The Eagles have to be the same way with Wentz. You don't make a huge move up in the draft to take someone you'll sit on the bench for three years. This isn't the Brett Favre to Aaron Rodgers succession plan. This is more like something on Game of Thrones, where no one knows what the end result will be except that it'll likely involve someone getting stabbed in the back.

That's why this Bradford trade request shouldn't have been so stunning. (Apparently the Eagles were floored. It must not take much.) Even though we all know the NFL is a business and merely getting a contract doesn't ensure you a job, there was the tacit agreement between the Eagles and Bradford that he'd be the team's quarterback in perpetuity if he earned the job on the field in 2016. Now the team has gone back on that, big time.

But here's the thing: Bradford should be OK with the whole thing. Yes, he was misled. Yes, it's not the ideal situation for him. But you're Sam Bradford. You've done nothing to deserve the money or hype you've received during your six-year NFL career, yet you're getting paid like a playoff starter when your teams have barely gotten close enough to even catch a whiff of the postseason. Man up, accept that you're in a competition and go out and win it instead of pouting and impotently demanding trades you know aren't going to happen.

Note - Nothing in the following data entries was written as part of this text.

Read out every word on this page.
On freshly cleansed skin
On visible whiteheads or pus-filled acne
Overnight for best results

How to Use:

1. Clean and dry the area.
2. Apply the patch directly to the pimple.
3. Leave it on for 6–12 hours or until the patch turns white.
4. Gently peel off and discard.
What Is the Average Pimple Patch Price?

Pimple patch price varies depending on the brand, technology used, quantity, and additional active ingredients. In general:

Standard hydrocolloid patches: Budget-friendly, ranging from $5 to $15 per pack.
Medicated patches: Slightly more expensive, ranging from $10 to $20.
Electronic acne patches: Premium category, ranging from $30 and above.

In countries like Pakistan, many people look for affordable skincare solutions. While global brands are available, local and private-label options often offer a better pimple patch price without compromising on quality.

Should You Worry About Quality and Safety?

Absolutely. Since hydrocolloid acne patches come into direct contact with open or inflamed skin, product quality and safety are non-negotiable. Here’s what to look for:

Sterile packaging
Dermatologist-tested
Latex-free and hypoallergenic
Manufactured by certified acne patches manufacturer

(Photo by Rich Schultz/Getty Images)

His situation for 2016 hasn't changed at all, other than beginning with slightly more saltiness and perhaps the lack of cohesion that is often created at the minicamps Bradford vows to skip. If he wants to "show everyone who's best" (as a source told Adam Schefter), then he should do it by going out on the field and, you know, showing everyone who's best. In the ideal scenario for Bradford, he plays well and signs a mega-deal in Philly, which either makes Wentz a highly drafted backup or a much-coveted piece of trade bait. Or Bradford shines and the Eagles still give the job to Wentz, thus making Bradford the rarest of NFL commodities: a free-agent quarterback playing well in his prime. (He'll be 29 next year.)

The worst-case scenario hasn't changed either: Bradford plays poorly, gets cut by the Eagles after they pay him the $22 million he's owed and then signs somewhere else for still-decent money. He'll either sign with a bad team in which he can earn a starting job, or accept the role of a backup, from which he can springboard back into a starting gig in a year or two. Remember, this is a market in which Brock Osweiler can get $37 million guaranteed. No one should be crying for Sam Bradford. 

That's not to say the whole situation isn't a disaster. It is. The Eagles turned a relatively stable, if not great, quarterback situation into a three-man circus and no one seems to know, or care, how this will benefit the team in 2016. But with a disgruntled quarterback, new coach, tough division, thin draft and the ongoing chaos that's sure to continue well into the season, the only thing the Eagles and Sam Bradford have ensured over the past few days is mutually assured mediocrity.